Daytona Beach—it’s the home of NASCAR, Spring Break, Bike Week, and the self-proclaimed “most famous beach in the world.” The city has an interesting mix of natives with deep southern roots and northerners, many from New York City, who have come to the sun, sand and surf for retirement, or who came early because they did not want to wait for retirement. It is a mix that has nurtured a “live and let live” philosophy of community life. As a result, the Daytona Beach area has become a microcosm of world cultures, where every major religion is represented.

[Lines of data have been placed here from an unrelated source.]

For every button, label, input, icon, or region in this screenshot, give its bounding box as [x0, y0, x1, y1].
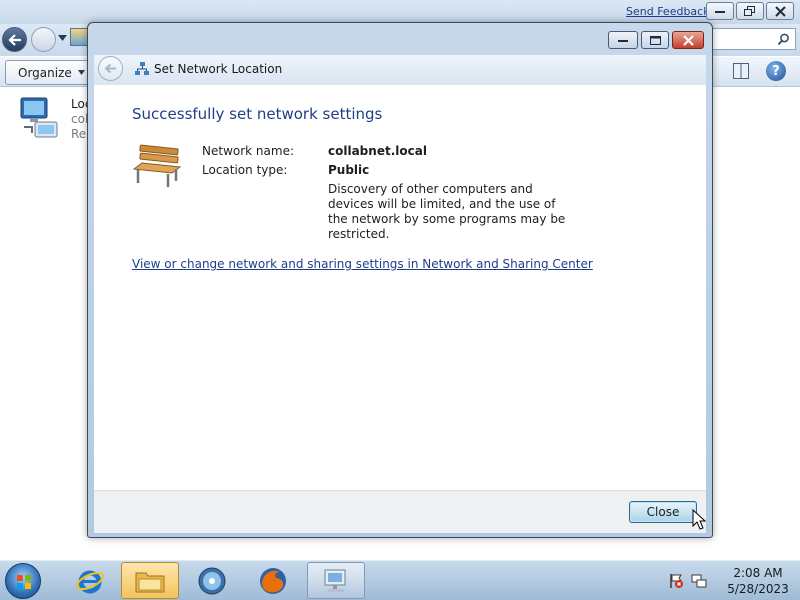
close-icon: [682, 34, 694, 46]
network-status-icon[interactable]: [691, 573, 707, 589]
dialog-header: Set Network Location: [94, 55, 706, 85]
send-feedback-link[interactable]: Send Feedback: [626, 5, 710, 18]
clock-date: 5/28/2023: [727, 582, 789, 596]
close-button[interactable]: Close: [629, 501, 697, 523]
internet-explorer-icon: [76, 570, 104, 593]
dialog-minimize-button[interactable]: [608, 31, 638, 49]
taskbar: 2:08 AM 5/28/2023: [0, 560, 800, 600]
dialog-content: Successfully set network settings Networ…: [94, 85, 706, 490]
folder-icon: [135, 572, 165, 592]
dialog-maximize-button[interactable]: [641, 31, 669, 49]
taskbar-media-player[interactable]: [183, 562, 241, 599]
location-type-value: Public: [328, 163, 370, 177]
network-computers-icon: [20, 97, 58, 138]
dialog-back-button[interactable]: [98, 56, 123, 81]
taskbar-network-location[interactable]: [307, 562, 365, 599]
location-description: Discovery of other computers and devices…: [328, 182, 566, 241]
start-button[interactable]: [5, 563, 41, 599]
forward-button[interactable]: [31, 27, 56, 52]
explorer-restore-button[interactable]: [736, 2, 764, 20]
minimize-icon: [715, 11, 725, 13]
dialog-title: Set Network Location: [154, 62, 283, 76]
park-bench-icon: [132, 144, 182, 187]
network-icon: [135, 62, 149, 75]
dialog-heading: Successfully set network settings: [132, 105, 383, 123]
network-icon: [324, 569, 346, 592]
chevron-down-icon: [58, 35, 67, 41]
network-name-label: Network name:: [202, 144, 294, 158]
network-name-value: collabnet.local: [328, 144, 427, 158]
location-type-label: Location type:: [202, 163, 288, 177]
taskbar-firefox[interactable]: [244, 562, 302, 599]
organize-label: Organize: [18, 65, 72, 80]
mouse-cursor-icon: [692, 509, 706, 530]
search-box[interactable]: [712, 28, 796, 50]
close-icon: [774, 5, 786, 17]
system-tray: 2:08 AM 5/28/2023: [660, 561, 800, 600]
action-center-flag-icon[interactable]: [668, 573, 684, 589]
back-arrow-icon: [104, 63, 116, 74]
explorer-minimize-button[interactable]: [706, 2, 734, 20]
clock-time: 2:08 AM: [733, 566, 783, 580]
explorer-title-bar: Send Feedback: [0, 0, 800, 24]
chevron-down-icon: [77, 70, 85, 75]
taskbar-windows-explorer[interactable]: [121, 562, 179, 599]
explorer-close-button[interactable]: [766, 2, 794, 20]
media-player-icon: [198, 567, 226, 594]
firefox-icon: [260, 567, 286, 594]
dialog-close-x-button[interactable]: [672, 31, 704, 49]
minimize-icon: [618, 40, 628, 42]
location-icon: [70, 28, 88, 46]
maximize-icon: [649, 35, 661, 45]
windows-logo-icon: [17, 575, 31, 589]
network-sharing-center-link[interactable]: View or change network and sharing setti…: [132, 257, 593, 271]
preview-pane-icon[interactable]: [733, 63, 749, 79]
search-icon: [777, 33, 789, 46]
help-icon[interactable]: ?: [766, 61, 786, 81]
restore-icon: [744, 5, 755, 16]
back-button[interactable]: [2, 27, 27, 52]
taskbar-internet-explorer[interactable]: [61, 562, 119, 599]
clock[interactable]: 2:08 AM 5/28/2023: [720, 565, 796, 597]
back-arrow-icon: [7, 33, 21, 46]
dialog-footer: Close: [94, 490, 706, 533]
set-network-location-dialog: Set Network Location Successfully set ne…: [87, 22, 713, 538]
organize-button[interactable]: Organize: [5, 60, 93, 85]
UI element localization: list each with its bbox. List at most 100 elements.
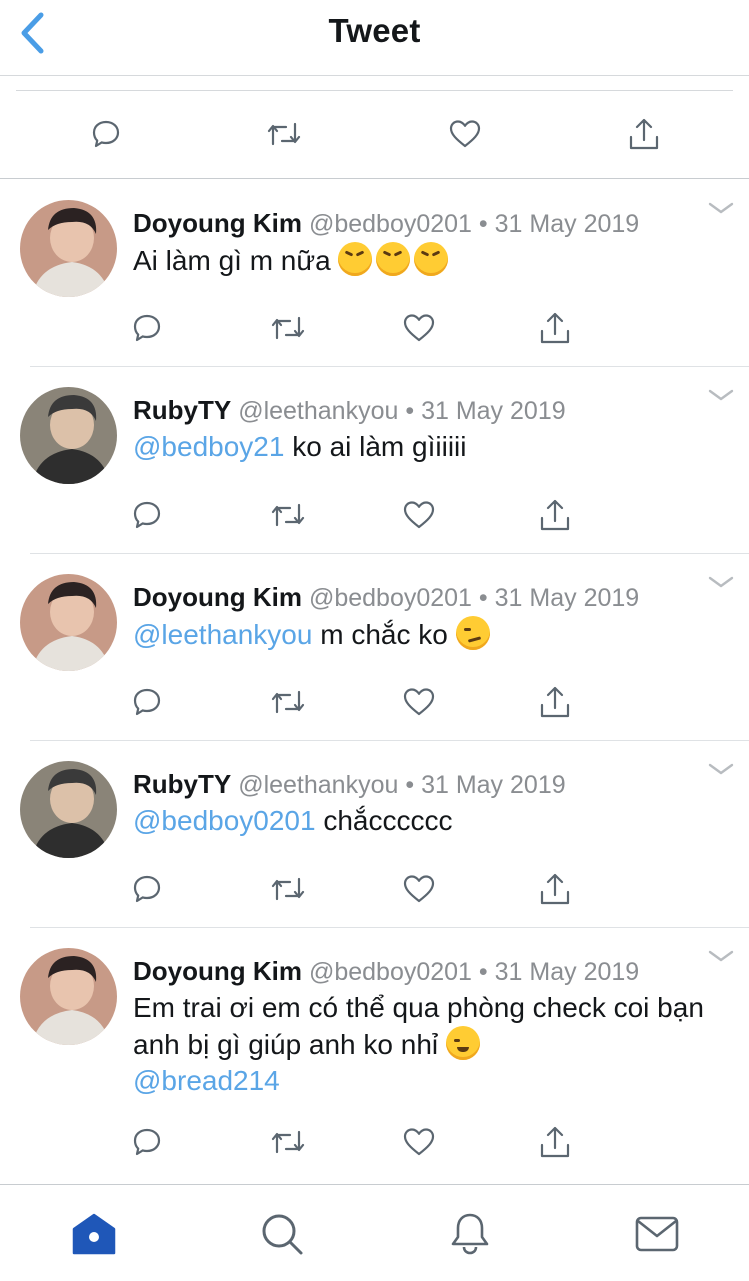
share-button[interactable] [622, 112, 666, 156]
tweet-body: m chắc ko [320, 619, 448, 650]
retweet-icon [267, 122, 301, 146]
reply-icon [92, 120, 120, 148]
retweet-icon [271, 316, 305, 340]
mention-link[interactable]: @bedboy21 [133, 431, 284, 462]
like-button[interactable] [397, 493, 441, 537]
tweet-action-bar [0, 680, 749, 724]
author-name[interactable]: Doyoung Kim [133, 582, 302, 612]
reply-button[interactable] [125, 306, 169, 350]
retweet-button[interactable] [266, 867, 310, 911]
retweet-button[interactable] [266, 306, 310, 350]
like-icon [403, 1128, 435, 1156]
rolling-on-floor-laughing-emoji [414, 242, 449, 276]
tweet-meta: RubyTY @leethankyou • 31 May 2019 [133, 769, 566, 800]
retweet-button[interactable] [266, 493, 310, 537]
rolling-on-floor-laughing-emoji [376, 242, 411, 276]
author-name[interactable]: RubyTY [133, 769, 231, 799]
author-handle: @bedboy0201 [308, 958, 472, 986]
share-icon [540, 1126, 570, 1158]
like-button[interactable] [443, 112, 487, 156]
tweet-meta: Doyoung Kim @bedboy0201 • 31 May 2019 [133, 582, 639, 613]
like-button[interactable] [397, 306, 441, 350]
tweet-date: 31 May 2019 [494, 584, 640, 612]
retweet-button[interactable] [266, 680, 310, 724]
author-name[interactable]: Doyoung Kim [133, 208, 302, 238]
rolling-on-floor-laughing-emoji [338, 242, 373, 276]
tweet-body: Em trai ơi em có thể qua phòng check coi… [133, 992, 704, 1060]
reply-button[interactable] [125, 1120, 169, 1164]
reply-icon [133, 501, 161, 529]
notifications-icon [451, 1213, 489, 1255]
author-handle: @leethankyou [238, 397, 399, 425]
share-icon [540, 873, 570, 905]
messages-icon [635, 1216, 679, 1252]
author-handle: @bedboy0201 [308, 210, 472, 238]
tweet-text: @leethankyou m chắc ko [133, 616, 723, 653]
meta-separator: • [478, 210, 488, 238]
avatar[interactable] [20, 200, 117, 297]
meta-separator: • [405, 397, 415, 425]
avatar[interactable] [20, 387, 117, 484]
share-button[interactable] [533, 493, 577, 537]
reply-button[interactable] [125, 680, 169, 724]
main-tweet-action-bar [0, 90, 749, 178]
retweet-icon [271, 690, 305, 714]
tweet-action-bar [0, 1120, 749, 1164]
chevron-down-icon[interactable] [707, 948, 735, 964]
retweet-icon [271, 1130, 305, 1154]
like-button[interactable] [397, 867, 441, 911]
reply-icon [133, 875, 161, 903]
retweet-button[interactable] [266, 1120, 310, 1164]
share-button[interactable] [533, 306, 577, 350]
reply-icon [133, 1128, 161, 1156]
reply-tweet[interactable]: Doyoung Kim @bedboy0201 • 31 May 2019 Em … [0, 928, 749, 1184]
meta-separator: • [478, 958, 488, 986]
mention-link[interactable]: @bread214 [133, 1065, 280, 1096]
home-icon [72, 1213, 116, 1255]
avatar[interactable] [20, 574, 117, 671]
tab-messages[interactable] [632, 1209, 682, 1259]
meta-separator: • [405, 771, 415, 799]
mention-link[interactable]: @bedboy0201 [133, 805, 316, 836]
share-button[interactable] [533, 867, 577, 911]
reply-tweet[interactable]: Doyoung Kim @bedboy0201 • 31 May 2019 Ai … [0, 180, 749, 367]
reply-tweet[interactable]: RubyTY @leethankyou • 31 May 2019 @bedboy… [0, 741, 749, 928]
chevron-down-icon[interactable] [707, 200, 735, 216]
author-handle: @bedboy0201 [308, 584, 472, 612]
tab-notifications[interactable] [445, 1209, 495, 1259]
retweet-button[interactable] [262, 112, 306, 156]
like-icon [403, 688, 435, 716]
like-button[interactable] [397, 680, 441, 724]
tweet-text: @bedboy21 ko ai làm gìiiiii [133, 429, 723, 465]
tweet-action-bar [0, 493, 749, 537]
tweet-text: @bedboy0201 chắcccccc [133, 803, 723, 839]
avatar[interactable] [20, 761, 117, 858]
chevron-down-icon[interactable] [707, 574, 735, 590]
reply-button[interactable] [125, 493, 169, 537]
author-name[interactable]: Doyoung Kim [133, 956, 302, 986]
reply-tweet[interactable]: Doyoung Kim @bedboy0201 • 31 May 2019 @le… [0, 554, 749, 741]
avatar[interactable] [20, 948, 117, 1045]
tweet-action-bar [0, 867, 749, 911]
chevron-down-icon[interactable] [707, 387, 735, 403]
tab-search[interactable] [257, 1209, 307, 1259]
reply-tweet[interactable]: RubyTY @leethankyou • 31 May 2019 @bedboy… [0, 367, 749, 554]
smiling-face-emoji [445, 1026, 480, 1060]
like-button[interactable] [397, 1120, 441, 1164]
author-handle: @leethankyou [238, 771, 399, 799]
tweet-meta: RubyTY @leethankyou • 31 May 2019 [133, 395, 566, 426]
section-divider [0, 178, 749, 179]
page-title: Tweet [328, 12, 421, 49]
reply-button[interactable] [125, 867, 169, 911]
chevron-down-icon[interactable] [707, 761, 735, 777]
reply-button[interactable] [84, 112, 128, 156]
author-name[interactable]: RubyTY [133, 395, 231, 425]
mention-link[interactable]: @leethankyou [133, 619, 312, 650]
like-icon [403, 501, 435, 529]
share-button[interactable] [533, 1120, 577, 1164]
tweet-body: ko ai làm gìiiiii [292, 431, 467, 462]
share-button[interactable] [533, 680, 577, 724]
tab-home[interactable] [69, 1209, 119, 1259]
tweet-date: 31 May 2019 [494, 210, 640, 238]
tweet-date: 31 May 2019 [494, 958, 640, 986]
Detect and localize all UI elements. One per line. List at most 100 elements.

Shortly after the September 11 attacks on the World Trade Center and the Pentagon, news of a Daytona Beach connection to the terrorists began to hit the headlines. The FBI came to town and searched the residence of a possible suspect. Agents also went to the city’s renowned aeronautics college, Embry-Riddle University, because one of the alleged hijackers attended it. Stories came out about three men of Middle Eastern descent bragging in a local strip club on the night before the attack that there would be bloodshed the next day. It was reported that an abandoned car, allegedly belonging to a possible hijacker, was found with a picture of Osama bin Laden taped on the inside of the windshield. While the FBI investigation did in fact take place, it is not certain which stories are apocryphal and which are not.

On September 16, citizens filled the churches for worship. As newspapers reported and a meeting of a local ministerial association made clear, some congregations hosted very pastoral worship services, others put on patriotic rallies. Some sermons struggled honestly with the clash people felt over what Jesus says about loving our enemies. Others issued unapologetic calls to arms. Some spoke about a God who feels our pain and seeks to journey with us through it, while others asserted that the attacks on the Pentagon and the World Trade Center were God’s punishment for our wickedness, and still others that it was the work of Satan.

Some of the most intriguing preachers were those who combined the latter two themes into one sermon, claiming both that God had wrought this disaster and that Osama bin Laden is a Satan who must be destroyed. This begs the question. If God wanted this done, and Osama bin Laden has done it, should we not seek him out and shake his hand? After all, how can we argue with what God has appointed? Didn’t Jonah teach us anything? Maybe we built those twin towers too high and we had to be shown once again that we are not God (although four decades seems a long time for God to wait—some of the builders have been dead for a while).

Regardless of the wide diversity in what was preached, however, the representative Christian view offered by the local newspaper came from the worship service at First Baptist Church. More than 2,000 people there heard the preacher say that when caught, the perpetrators should be executed on the spot. He then called for “massive and disproportionate retaliation” upon any nation that harbors these terrorists. The reporter observed that this comment was met with amens and hallelujahs. The preacher also implied that the true culprits were those who removed prayer from the public schools. He said that America needed to regain its spiritual backbone, and warned President Bush not to send our children into a land war. Putting the comments about disproportionate retaliation and not conducting a land war together, one had to wonder: Did he not just say that we should drop the bomb?

I wondered, too, if the reporter and most of the newspaper readers that morning figured the preacher knew what he was talking about, and that what he urged is what Jesus would do. The terrorists seem to have been motivated by a terrifying religious extremism. Here was our homegrown kind.